沈之遥听着点了点头,到嘴边的话咽了下去。
有意无意的用手压住了鼻子,继续往里面走去。
包厢里,来了不少的人。
两人一进来就被簇拥坐到了中间位置,一落座便有人上前敬酒,便在这时有人推门走了进来。
祈白微微抬眸,看见来人举着杯子的手顿住,皱眉问道。
“胡闹,来这儿做什么?”
沈之遥认识祈白五年,从不知道他原来也会生气。
佛子不都是淡然如水吗?
原来也有急言令色的一面。
门口的盛言红了眼,直直盯着他的脸,看着像是要碎了一般。
她将手中的包放在了桌子上,缓步走到了祈白身边,哽咽道。
“受了伤还喝酒,不要命了?”
不等祈白说什么,手中的杯子已经被她抢了过去。
她委屈巴巴的看向祈白,眼中含着泪。
“给你打电话也不接,你知道我有多着急吗,祈白,你说过的,一辈子都不会让我找不到你。”

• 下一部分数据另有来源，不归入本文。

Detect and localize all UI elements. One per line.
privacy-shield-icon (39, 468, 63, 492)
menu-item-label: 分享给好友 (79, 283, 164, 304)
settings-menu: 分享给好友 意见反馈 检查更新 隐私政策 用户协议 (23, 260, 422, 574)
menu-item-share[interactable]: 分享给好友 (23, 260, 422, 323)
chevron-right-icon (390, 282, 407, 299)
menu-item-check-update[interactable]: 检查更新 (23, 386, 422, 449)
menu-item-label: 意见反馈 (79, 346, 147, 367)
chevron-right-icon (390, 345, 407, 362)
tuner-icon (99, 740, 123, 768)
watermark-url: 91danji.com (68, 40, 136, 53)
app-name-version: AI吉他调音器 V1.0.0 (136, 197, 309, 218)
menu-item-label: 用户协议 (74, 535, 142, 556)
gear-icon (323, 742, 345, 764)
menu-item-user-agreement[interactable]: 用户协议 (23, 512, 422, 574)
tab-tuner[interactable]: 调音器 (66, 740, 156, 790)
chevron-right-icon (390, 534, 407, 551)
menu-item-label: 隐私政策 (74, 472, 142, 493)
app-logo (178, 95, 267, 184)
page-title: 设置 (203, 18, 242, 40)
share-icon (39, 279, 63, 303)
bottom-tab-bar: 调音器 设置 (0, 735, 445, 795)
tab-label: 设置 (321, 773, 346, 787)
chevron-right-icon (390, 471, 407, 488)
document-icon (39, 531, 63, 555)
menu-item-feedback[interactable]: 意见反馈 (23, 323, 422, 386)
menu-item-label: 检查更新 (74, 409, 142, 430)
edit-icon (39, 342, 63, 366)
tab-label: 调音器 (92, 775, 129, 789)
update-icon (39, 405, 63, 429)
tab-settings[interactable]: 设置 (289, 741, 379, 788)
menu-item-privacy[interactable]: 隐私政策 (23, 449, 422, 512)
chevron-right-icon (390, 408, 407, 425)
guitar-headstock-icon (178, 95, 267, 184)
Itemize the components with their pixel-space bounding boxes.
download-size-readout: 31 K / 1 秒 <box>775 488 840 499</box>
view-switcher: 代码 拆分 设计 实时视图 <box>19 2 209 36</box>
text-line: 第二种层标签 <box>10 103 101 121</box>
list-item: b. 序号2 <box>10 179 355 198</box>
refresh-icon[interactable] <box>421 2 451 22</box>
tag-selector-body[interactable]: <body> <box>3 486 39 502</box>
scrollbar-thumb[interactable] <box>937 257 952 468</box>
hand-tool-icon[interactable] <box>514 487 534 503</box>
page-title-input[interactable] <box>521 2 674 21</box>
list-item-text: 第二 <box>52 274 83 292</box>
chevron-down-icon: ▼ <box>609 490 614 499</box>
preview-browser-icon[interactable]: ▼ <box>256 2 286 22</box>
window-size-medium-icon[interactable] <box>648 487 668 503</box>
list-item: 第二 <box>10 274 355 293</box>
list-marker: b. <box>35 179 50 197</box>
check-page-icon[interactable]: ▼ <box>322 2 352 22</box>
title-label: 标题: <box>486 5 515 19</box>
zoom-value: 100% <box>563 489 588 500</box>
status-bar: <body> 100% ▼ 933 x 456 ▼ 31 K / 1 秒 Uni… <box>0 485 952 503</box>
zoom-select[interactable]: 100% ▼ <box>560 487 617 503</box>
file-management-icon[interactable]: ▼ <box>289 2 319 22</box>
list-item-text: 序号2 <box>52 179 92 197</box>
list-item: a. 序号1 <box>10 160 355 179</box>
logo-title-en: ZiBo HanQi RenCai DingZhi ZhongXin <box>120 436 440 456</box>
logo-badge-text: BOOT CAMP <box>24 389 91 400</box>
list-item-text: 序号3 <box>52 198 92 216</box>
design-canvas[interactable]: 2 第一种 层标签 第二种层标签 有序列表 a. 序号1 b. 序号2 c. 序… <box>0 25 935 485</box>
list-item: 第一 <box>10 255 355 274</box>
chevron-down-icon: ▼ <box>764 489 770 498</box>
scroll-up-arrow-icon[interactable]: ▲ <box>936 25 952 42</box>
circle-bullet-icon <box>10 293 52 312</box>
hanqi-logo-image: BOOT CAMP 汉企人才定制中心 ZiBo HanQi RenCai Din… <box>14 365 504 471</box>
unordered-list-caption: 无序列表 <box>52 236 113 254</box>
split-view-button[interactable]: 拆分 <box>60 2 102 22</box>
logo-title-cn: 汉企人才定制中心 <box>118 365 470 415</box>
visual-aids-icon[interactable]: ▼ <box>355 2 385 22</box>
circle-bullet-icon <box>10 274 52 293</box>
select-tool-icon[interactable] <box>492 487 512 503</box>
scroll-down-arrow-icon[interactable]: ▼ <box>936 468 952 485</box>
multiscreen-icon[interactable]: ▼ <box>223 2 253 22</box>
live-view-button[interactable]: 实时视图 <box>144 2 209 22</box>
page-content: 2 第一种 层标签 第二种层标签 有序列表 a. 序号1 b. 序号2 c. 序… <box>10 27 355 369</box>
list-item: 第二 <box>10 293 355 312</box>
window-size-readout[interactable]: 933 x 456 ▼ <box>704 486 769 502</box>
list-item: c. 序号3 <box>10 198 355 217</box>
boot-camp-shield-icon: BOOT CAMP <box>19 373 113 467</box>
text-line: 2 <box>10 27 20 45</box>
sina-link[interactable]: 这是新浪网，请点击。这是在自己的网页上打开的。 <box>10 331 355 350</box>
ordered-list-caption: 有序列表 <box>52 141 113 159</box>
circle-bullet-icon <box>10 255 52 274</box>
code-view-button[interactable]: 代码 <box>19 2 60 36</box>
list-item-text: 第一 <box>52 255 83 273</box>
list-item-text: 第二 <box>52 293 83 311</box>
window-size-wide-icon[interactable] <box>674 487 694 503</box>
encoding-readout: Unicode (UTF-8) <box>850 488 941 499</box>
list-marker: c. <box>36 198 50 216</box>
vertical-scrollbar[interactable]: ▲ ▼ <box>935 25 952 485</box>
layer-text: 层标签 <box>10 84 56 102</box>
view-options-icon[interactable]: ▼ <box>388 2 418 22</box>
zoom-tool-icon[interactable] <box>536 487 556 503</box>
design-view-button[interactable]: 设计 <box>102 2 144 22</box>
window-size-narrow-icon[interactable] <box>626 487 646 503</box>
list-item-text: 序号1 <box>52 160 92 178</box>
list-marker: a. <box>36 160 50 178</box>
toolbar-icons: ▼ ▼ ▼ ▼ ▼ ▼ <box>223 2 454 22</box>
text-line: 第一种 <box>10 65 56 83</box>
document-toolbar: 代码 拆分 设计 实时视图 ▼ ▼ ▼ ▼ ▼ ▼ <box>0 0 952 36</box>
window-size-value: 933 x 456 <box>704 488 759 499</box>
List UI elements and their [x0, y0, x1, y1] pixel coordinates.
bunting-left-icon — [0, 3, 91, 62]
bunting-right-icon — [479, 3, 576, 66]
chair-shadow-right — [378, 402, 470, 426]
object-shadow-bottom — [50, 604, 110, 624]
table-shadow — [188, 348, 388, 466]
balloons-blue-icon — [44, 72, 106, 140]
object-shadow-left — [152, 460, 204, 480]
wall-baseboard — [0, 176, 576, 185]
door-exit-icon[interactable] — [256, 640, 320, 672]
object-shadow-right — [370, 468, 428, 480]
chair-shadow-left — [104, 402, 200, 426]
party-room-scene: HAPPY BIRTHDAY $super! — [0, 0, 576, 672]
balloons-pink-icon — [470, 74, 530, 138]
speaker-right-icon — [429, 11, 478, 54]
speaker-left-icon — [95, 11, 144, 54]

听到这话,沈之遥的心脏被针扎了一下,痛意从胸口蔓延到四肢百骸,直至麻木。
没人注意到她,全都齐齐盯着身旁的两人。
祈白神情越发的不好,语气里却难掩关心。
“你不该过来。”
“那你也不该为了我受伤,我知道你不想见我,我走就是。”
她耍脾气的想要转身,却不小心绊倒了脚,险些摔倒。
祈白猛的伸手拉住了她,因为急着站起来,撞上了前面的桌子。
酒杯被撞倒,撒在了他的腿上。
祈白是个很爱干净的人,同居一年,沈之遥从未见过他衣服上有一点污渍。
当那样的男人突然变得狼狈,除了爱惨了,沈之遥实在想不出其他的原因。
盛言转过了身,瞬间红了眼。
祈白的手不受控制的抬起,却在空中停了下来。
他忍住替她擦掉眼泪的动作,淡声哄着。
“我没事,太晚了,先回去。”
“我不想走。”
“言言听话。”
沈之遥抬头看着情深义重的两人,垂下眼眸掩下了全部情绪。
五年,他从来都是连名带姓的叫她,甚至有时连名字都不愿意喊。
她只当他性情淡漠,不愿与人亲近,不懂如何哄女孩开心。
她甚至还暗暗得意过,京城这么多的女孩,只有她追到了祈白,一定是最特殊的那一个。
如今想来,在祈白心里,除了盛言,任何人都是一样的。
沈之遥突然就觉得不想呆了。
她起身站了起来,没去看身旁的两人,抬步往外走。
走到门口时,依然没人注意到她。
她像是个小丑,黯然退场。
鼻尖酸的要命,眼泪也不受控制的往下掉。
隔着门,她听见盛言的哭声断断续续传了出来。
“今天是我的生日,你准备了那么多我喜欢的粉色玫瑰,难道不是为了我吗?”
“你明明在意我的,为什么非要将我推开,你还在恨我吗?”
“当初出国是我妈逼着我的,那个人也是家里逼着我谈的,祈白,我们重新开始好不好?”
“我不想看见你这么冷冷淡淡的活下去,你不该为了我这般的......”
沈之遥从没觉得哭声这么让人烦躁的要命。
她很想摒弃......可越是想越觉得那声音清楚的刻在了她的脑中。
眼前的景象越发的模糊,她低头看了一眼自己的手指,才发现已经红肿了一片。
她本来还想着祈白应该是忘了她花粉过敏这件事,却不想是她想多了。
身上越来越痒,医生说过,可以先用清水冲洗缓解后吃药就没事了。
她先去了洗手间,再出来时,迎面撞上了盛言。